You could use two for loops an check every value against each value. If a duplicate value is found, the iteration stops.
This proposal uses a labeled statement for breaking the outer loop.
var numbers = [1, 3, 6, 7, 5, 7, 6, 6, 4, 9, 10, 2, 11],
i, j;
outer: for (i = 0; i < numbers.length - 1; i++) {
for (j = i + 1; j < numbers.length; j++) {
if (numbers[i] === numbers[j]) {
console.log('found', numbers[i], 'at index', i, 'and', j);
break outer;
}
}
}
Move through each item and find if same item is found on different index, if so, it's duplicate and just save it to duplicate variable and break cycle
var numbers = [7, 5, 7, 6, 6, 4, 9, 10, 2, 11];
var duplicate = null;
for (var i = 0; i < numbers.length; i++) {
if (numbers.indexOf(numbers[i]) !== i) {
duplicate = numbers[i];
break; // stop cycle
}
}
console.log(duplicate);
var numbers = [7, 5, 7, 6, 6, 4, 9, 10, 2, 11];
var map = {};
for (var i = 0; i < numbers.length; i++) {
if (map[numbers[i]] !== undefined) {
console.log(map[numbers[i]]);
break;
} else {
map[numbers[i]] = i;
}
}
Okay so let's break this down. What we're doing here is creating a map of numbers to the index at which they first occur. So as we loop through the array of numbers, we check to see if it's in our map of numbers. If it is we've found it and return the value at that key in our map. Otherwise we add the number as a key in our map which points to the index at which it first occurred. The reason we use a map is that it is really fast O(1) so our overall runtime is O(n), which is the fastest you can do this on an unsorted array.

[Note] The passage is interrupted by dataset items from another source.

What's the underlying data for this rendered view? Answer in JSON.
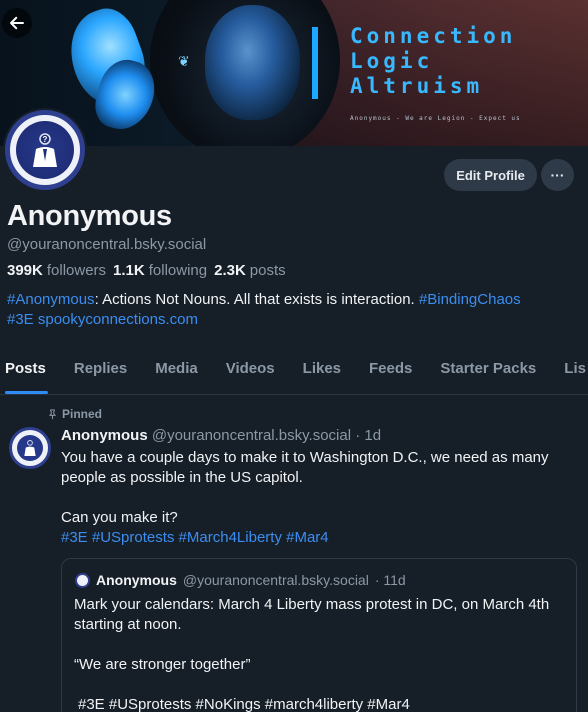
{
  "banner": {
    "line1": "Connection",
    "line2": "Logic",
    "line3": "Altruism",
    "small": "Anonymous - We are Legion - Expect us"
  },
  "profile": {
    "display_name": "Anonymous",
    "handle": "@youranoncentral.bsky.social",
    "followers_count": "399K",
    "followers_label": "followers",
    "following_count": "1.1K",
    "following_label": "following",
    "posts_count": "2.3K",
    "posts_label": "posts",
    "edit_label": "Edit Profile",
    "more_label": "···",
    "bio": {
      "tag1": "#Anonymous",
      "text1": ": Actions Not Nouns. All that exists is interaction. ",
      "tag2": "#BindingChaos",
      "tag3": "#3E",
      "link": "spookyconnections.com"
    }
  },
  "tabs": [
    {
      "label": "Posts"
    },
    {
      "label": "Replies"
    },
    {
      "label": "Media"
    },
    {
      "label": "Videos"
    },
    {
      "label": "Likes"
    },
    {
      "label": "Feeds"
    },
    {
      "label": "Starter Packs"
    },
    {
      "label": "Lis"
    }
  ],
  "post": {
    "pinned_label": "Pinned",
    "author": "Anonymous",
    "handle": "@youranoncentral.bsky.social",
    "time": "· 1d",
    "line1": "You have a couple days to make it to Washington D.C., we need as many people as possible in the US capitol.",
    "line2": "Can you make it?",
    "tags": "#3E #USprotests #March4Liberty #Mar4",
    "quote": {
      "author": "Anonymous",
      "handle": "@youranoncentral.bsky.social",
      "time": "· 11d",
      "line1": "Mark your calendars: March 4 Liberty mass protest in DC, on March 4th starting at noon.",
      "line2": "“We are stronger together”",
      "tags": "#3E #USprotests #NoKings #march4liberty #Mar4"
    }
  },
  "colors": {
    "background": "#161e27",
    "accent": "#2f8cf6",
    "link": "#3b8ef0",
    "muted": "#8b98a6"
  }
}
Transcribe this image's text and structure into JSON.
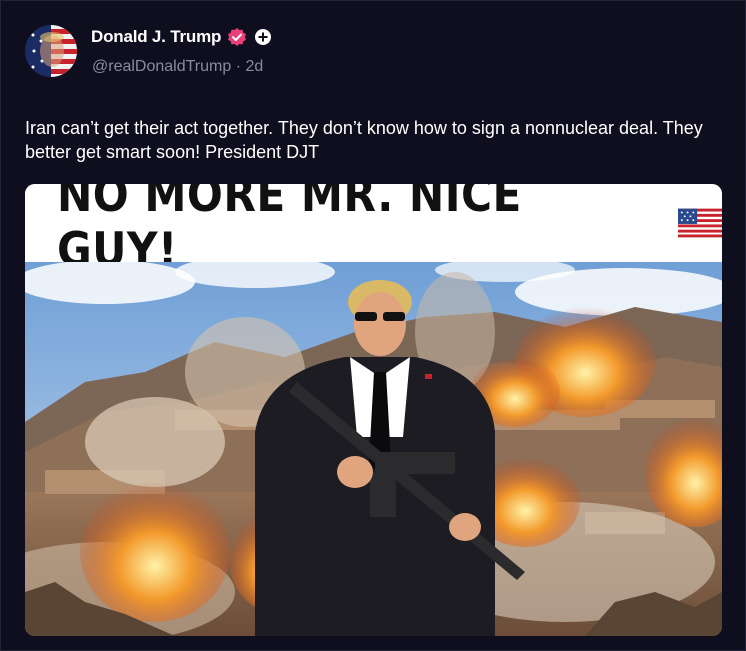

As an alternative, you can use indexOf and lastIndexOf and if values are different, there are multiple repetition and you can break the loop;
function getFirstDuplicate(arr) {
for (var i = 0; i < arr.length; i++) {
if (arr.indexOf(arr[i]) !== arr.lastIndexOf(arr[i]))
return arr[i];
}
}
var arrWithNumbers = [2, 5, 5, 2, 3, 5, 1, 2, 4];
console.log(getFirstDuplicate(arrWithNumbers))
var numbers = [1, 3, 6, 7, 5, 7, 6, 6, 4, 9, 10, 2, 11]
console.log(getFirstDuplicate(numbers))
I have the same task and came up with this, pretty basic solution:
var arr = [7,4,2,4,5,1,6,8,9,4];
var firstIndex = 0;
for(var i = 0; i < arr.length; i++){
for( var j = i+1; j < arr.length; j++){
if(arr[i] == arr[j]){
firstIndex = arr[i];
break;
}
}
}
console.log(firstIndex);
First for loop takes the first element from array (number 7), then the other for loop checks all other elements against it, and so on.
Important here is to define j in second loop as i+1, if not, any element would find it's equal number at the same index and firstIndex would get the value of the last one after all loops are done.
To reduce the time complexity in the aforementioned answers you can go with this solution:
function getFirstRecurringNumber(arrayOfNumbers) {
const hashMap = new Map();
for (let number of arrayOfNumbers) { // Time complexity: O(n)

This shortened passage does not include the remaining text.